Emerging Markets  

What are the political prospects for the region?

This article is part of
Guide to investing in Latin America

Mr Smith believes 2019 will be a year of action for the newly elected leaders across Latin America as they execute their plans for reform and get to grips with their economic challenges. To that end, he believes Mexico’s president is a key uncertainty given his populist ideology, although his attempts to reassure businesses and the markets suggest a more pragmatic style of governing.

In Brazil, the investment climate has been tough in recent years with the recession on corporate earnings and the interventionist policies of the Dilma Rousseff government impacting business confidence and reducing visibility.
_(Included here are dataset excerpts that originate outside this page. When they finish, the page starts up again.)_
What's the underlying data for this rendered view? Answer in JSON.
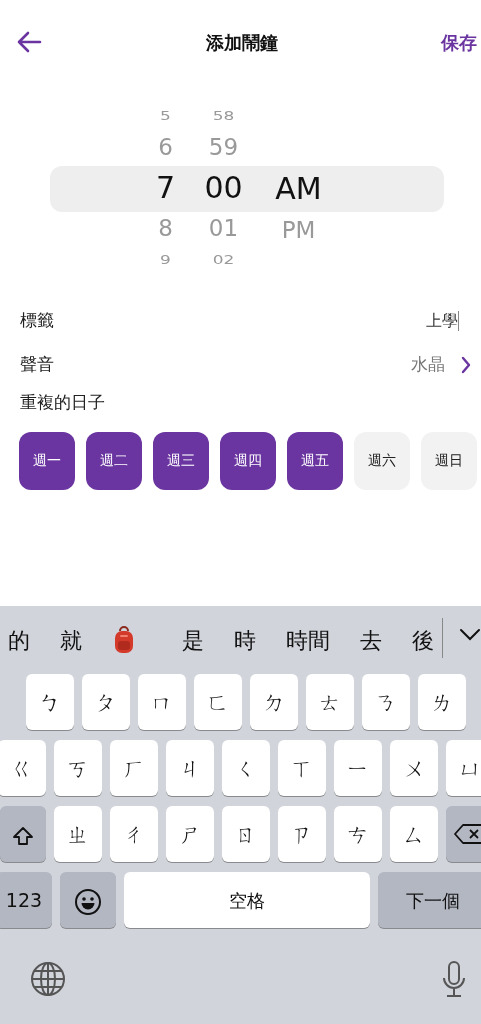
{
  "header": {
    "title": "添加鬧鐘",
    "save": "保存"
  },
  "picker": {
    "columns": [
      {
        "kind": "hour",
        "items": [
          {
            "text": "5",
            "selected": false
          },
          {
            "text": "6",
            "selected": false
          },
          {
            "text": "7",
            "selected": true
          },
          {
            "text": "8",
            "selected": false
          },
          {
            "text": "9",
            "selected": false
          }
        ]
      },
      {
        "kind": "minute",
        "items": [
          {
            "text": "58",
            "selected": false
          },
          {
            "text": "59",
            "selected": false
          },
          {
            "text": "00",
            "selected": true
          },
          {
            "text": "01",
            "selected": false
          },
          {
            "text": "02",
            "selected": false
          }
        ]
      },
      {
        "kind": "period",
        "items": [
          {
            "text": "AM",
            "selected": true
          },
          {
            "text": "PM",
            "selected": false
          }
        ]
      }
    ]
  },
  "label_row": {
    "label": "標籤",
    "value": "上學"
  },
  "sound_row": {
    "label": "聲音",
    "value": "水晶"
  },
  "repeat": {
    "label": "重複的日子",
    "days": [
      {
        "text": "週一",
        "selected": true
      },
      {
        "text": "週二",
        "selected": true
      },
      {
        "text": "週三",
        "selected": true
      },
      {
        "text": "週四",
        "selected": true
      },
      {
        "text": "週五",
        "selected": true
      },
      {
        "text": "週六",
        "selected": false
      },
      {
        "text": "週日",
        "selected": false
      }
    ]
  },
  "keyboard": {
    "candidates": [
      {
        "kind": "text",
        "text": "的"
      },
      {
        "kind": "text",
        "text": "就"
      },
      {
        "kind": "emoji"
      },
      {
        "kind": "text",
        "text": "是"
      },
      {
        "kind": "text",
        "text": "時"
      },
      {
        "kind": "text",
        "text": "時間"
      },
      {
        "kind": "text",
        "text": "去"
      },
      {
        "kind": "text",
        "text": "後"
      }
    ],
    "rows": [
      [
        "ㄅ",
        "ㄆ",
        "ㄇ",
        "ㄈ",
        "ㄉ",
        "ㄊ",
        "ㄋ",
        "ㄌ"
      ],
      [
        "ㄍ",
        "ㄎ",
        "ㄏ",
        "ㄐ",
        "ㄑ",
        "ㄒ",
        "ㄧ",
        "ㄨ",
        "ㄩ"
      ],
      [
        "ㄓ",
        "ㄔ",
        "ㄕ",
        "ㄖ",
        "ㄗ",
        "ㄘ",
        "ㄙ"
      ]
    ],
    "numbers_key": "123",
    "space_key": "空格",
    "next_key": "下一個"
  }
}
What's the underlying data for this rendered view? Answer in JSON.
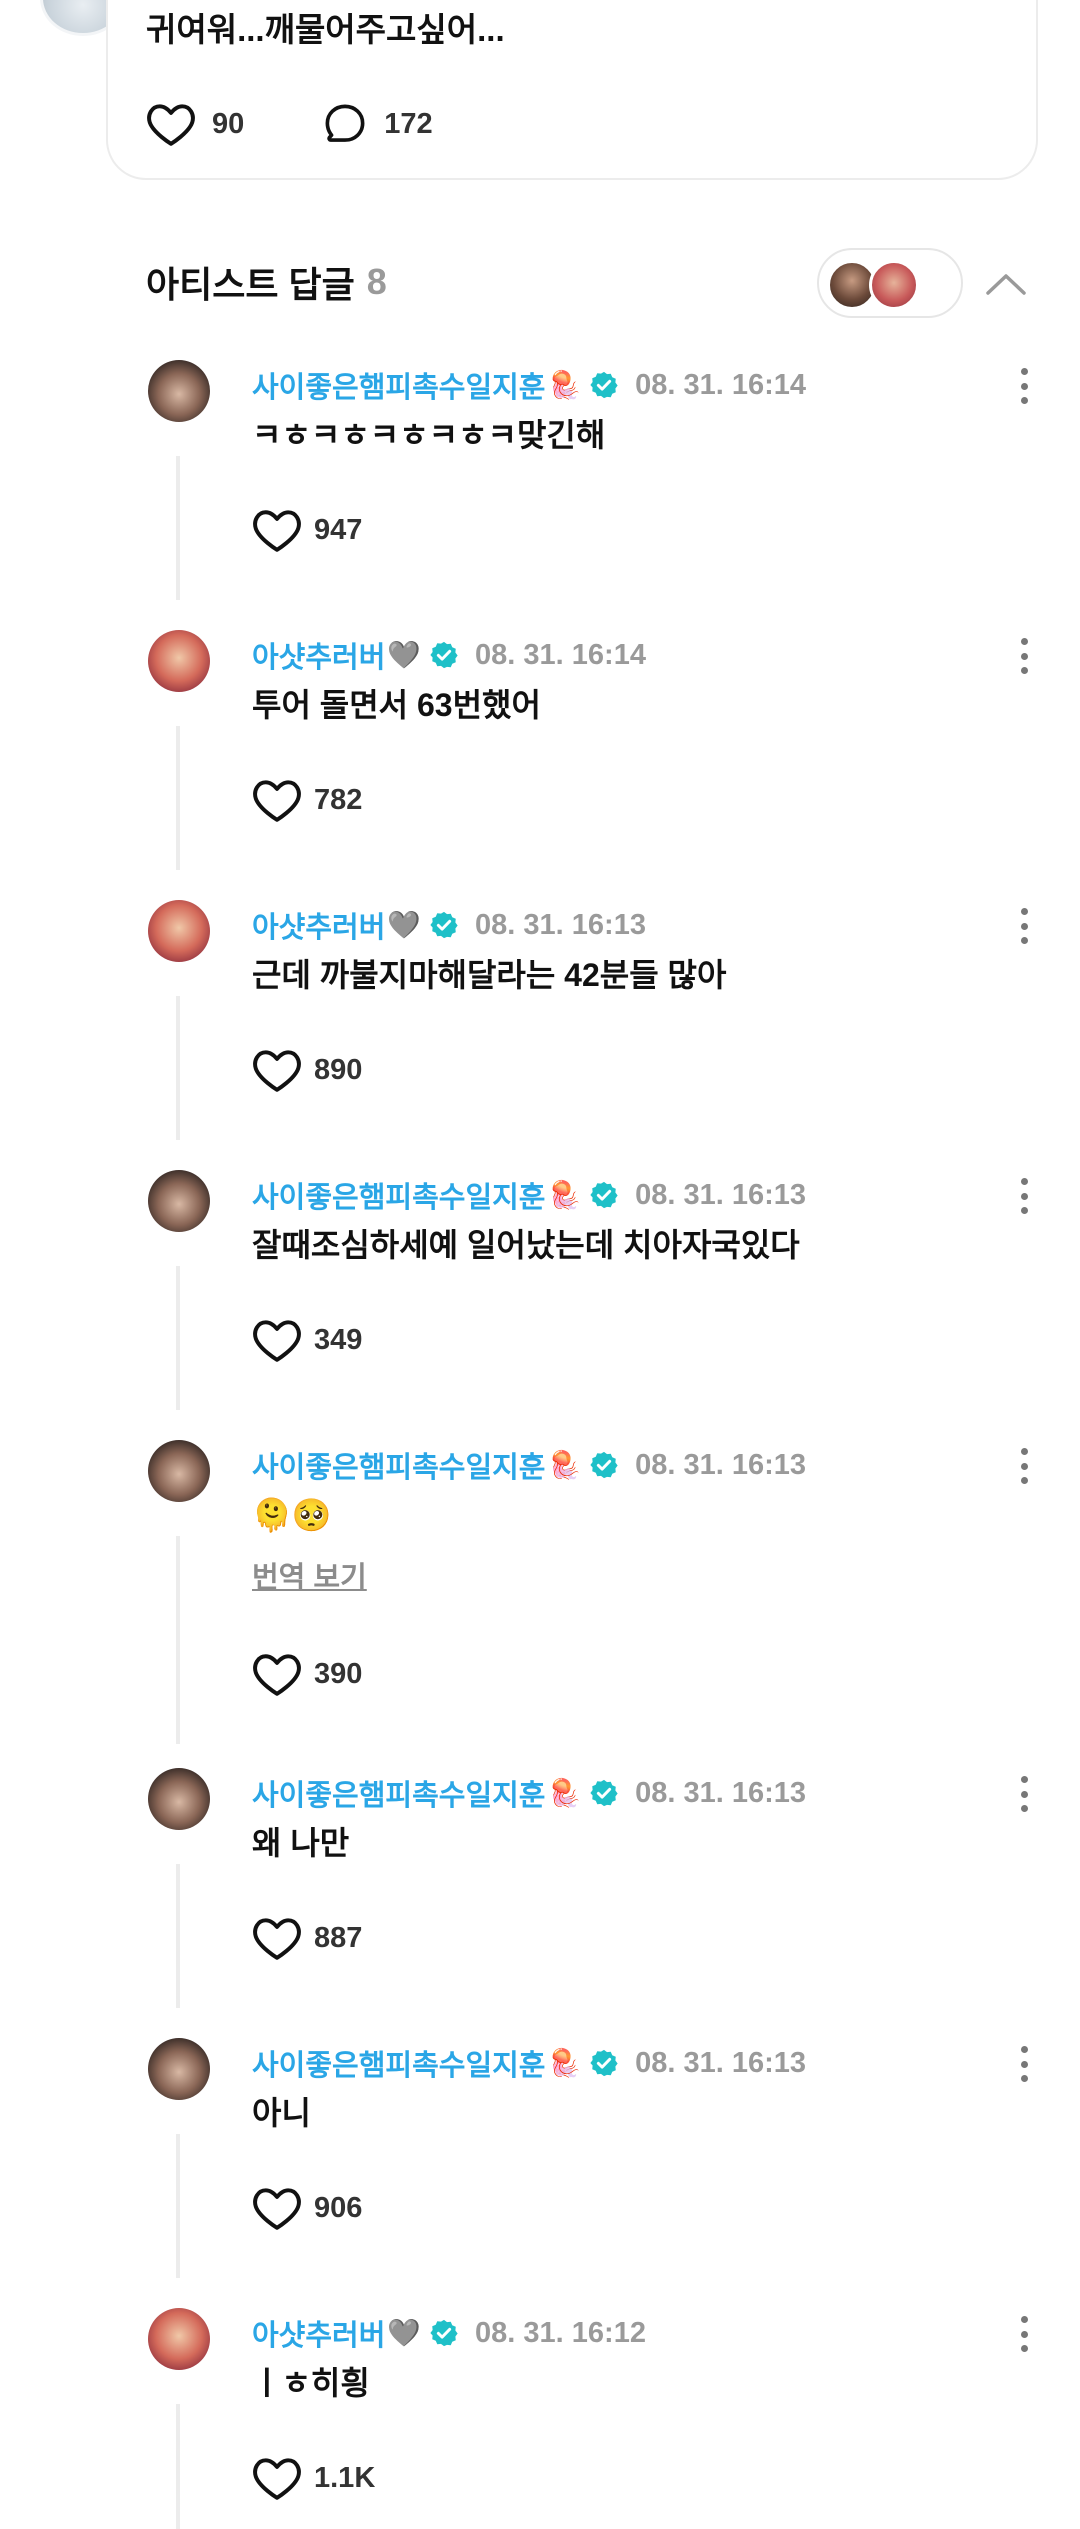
{
  "post": {
    "text": "귀여워...깨물어주고싶어...",
    "likes": "90",
    "comments": "172"
  },
  "artist_replies": {
    "title": "아티스트 답글",
    "count": "8"
  },
  "replies": [
    {
      "author": "사이좋은햄피촉수일지훈",
      "emoji": "🪼",
      "time": "08. 31. 16:14",
      "text": "ㅋㅎㅋㅎㅋㅎㅋㅎㅋ맞긴해",
      "likes": "947"
    },
    {
      "author": "아샷추러버",
      "emoji": "🩶",
      "time": "08. 31. 16:14",
      "text": "투어 돌면서 63번했어",
      "likes": "782"
    },
    {
      "author": "아샷추러버",
      "emoji": "🩶",
      "time": "08. 31. 16:13",
      "text": "근데 까불지마해달라는 42분들 많아",
      "likes": "890"
    },
    {
      "author": "사이좋은햄피촉수일지훈",
      "emoji": "🪼",
      "time": "08. 31. 16:13",
      "text": "잘때조심하세예 일어났는데 치아자국있다",
      "likes": "349"
    },
    {
      "author": "사이좋은햄피촉수일지훈",
      "emoji": "🪼",
      "time": "08. 31. 16:13",
      "text": "🫠🥺",
      "translate": "번역 보기",
      "likes": "390"
    },
    {
      "author": "사이좋은햄피촉수일지훈",
      "emoji": "🪼",
      "time": "08. 31. 16:13",
      "text": "왜 나만",
      "likes": "887"
    },
    {
      "author": "사이좋은햄피촉수일지훈",
      "emoji": "🪼",
      "time": "08. 31. 16:13",
      "text": "아니",
      "likes": "906"
    },
    {
      "author": "아샷추러버",
      "emoji": "🩶",
      "time": "08. 31. 16:12",
      "text": "ㅣㅎ히힁",
      "likes": "1.1K"
    }
  ],
  "colors": {
    "author": "#2aa6e6",
    "verified": "#1fc0c8",
    "meta_gray": "#9a9a9a",
    "thread_line": "#ececec"
  },
  "icons": {
    "like": "heart-outline-icon",
    "comment": "speech-bubble-icon",
    "verified": "verified-badge-icon",
    "more": "more-vertical-icon",
    "collapse": "chevron-up-icon"
  }
}
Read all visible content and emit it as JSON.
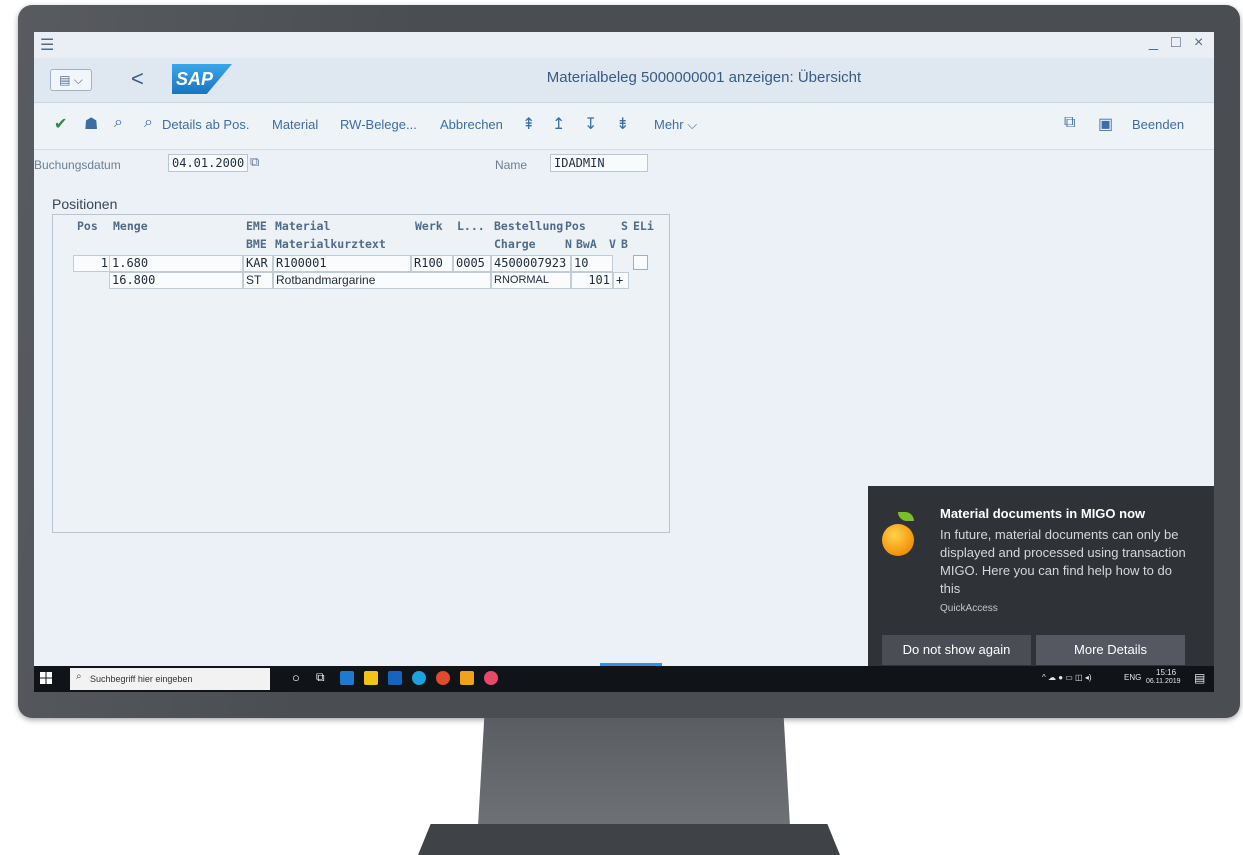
{
  "window": {
    "title": "Materialbeleg 5000000001 anzeigen: Übersicht",
    "menu_icon": "hamburger-icon",
    "controls": [
      "_",
      "□",
      "×"
    ]
  },
  "shell": {
    "menu_button_label": "▤ ⌵",
    "back_label": "<",
    "logo": "SAP"
  },
  "toolbar": {
    "details": "Details ab Pos.",
    "material": "Material",
    "rw_belege": "RW-Belege...",
    "abbrechen": "Abbrechen",
    "mehr": "Mehr",
    "beenden": "Beenden"
  },
  "header": {
    "buchungsdatum_label": "Buchungsdatum",
    "buchungsdatum_value": "04.01.2000",
    "name_label": "Name",
    "name_value": "IDADMIN"
  },
  "positionen": {
    "title": "Positionen",
    "headers_row1": {
      "pos": "Pos",
      "menge": "Menge",
      "eme": "EME",
      "material": "Material",
      "werk": "Werk",
      "l": "L...",
      "bestellung": "Bestellung",
      "pos2": "Pos",
      "s": "S",
      "el": "ELi"
    },
    "headers_row2": {
      "bme": "BME",
      "kurztext": "Materialkurztext",
      "charge": "Charge",
      "n": "N",
      "bwa": "BwA",
      "v": "V",
      "b": "B"
    },
    "rows": [
      {
        "pos": "1",
        "menge": "1.680",
        "eme": "KAR",
        "material": "R100001",
        "werk": "R100",
        "l": "0005",
        "bestellung": "4500007923",
        "bestpos": "10"
      },
      {
        "menge2": "16.800",
        "bme": "ST",
        "kurztext": "Rotbandmargarine",
        "charge": "RNORMAL",
        "bwa": "101",
        "plus": "+"
      }
    ]
  },
  "notification": {
    "title": "Material documents in MIGO now",
    "body": "In future, material documents can only be displayed and processed using transaction MIGO. Here you can find help how to do this",
    "source": "QuickAccess",
    "btn_dismiss": "Do not show again",
    "btn_details": "More Details"
  },
  "taskbar": {
    "search_placeholder": "Suchbegriff hier eingeben",
    "lang": "ENG",
    "time": "15:16",
    "date": "06.11.2019"
  },
  "colors": {
    "sap_blue": "#1c72c3",
    "screen_bg": "#ebf1f6",
    "toast_bg": "#2f3237"
  }
}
Investors like Mr Smith now anticipate the incoming government will pursue an agenda of reform that will reduce the size of the state and privatise public assets to stabilise the government debt burden and stimulate economic recovery. 

Looking ahead

To a large extent, analysts are sanguine when it comes to the outlook for Latin American politics.

Mike Ingram, chief market strategist at WH Ireland, points out: “There are country-specific issues, but aside from the final resolution of trade talks between the US, Canada and Mexico, nothing that seems likely to prompt regional contagion and overall it is politics as usual for Latin America.”

Meanwhile, Mr Wang says the region faces concerns from the US Federal Reserve raising interest rates, the US dollar strengthening, and the escalation of trade disputes between the US and its trading partners. 

However, he says: “In terms of what has historically deterred investors, it has been Latin America’s boom-bust cycles in macroeconomic policymaking in the past. In the good times countries over-spent and kept interest rates too low, which sowed the seeds for balance-of-payment and currency crises in the bad times when international liquidity conditions tightened.

“The good news is that this has largely not been the case this cycle, and most of Latin America is in good shape, with low external imbalances, robust foreign exchange reserves, moderate inflation and freely floating currencies.”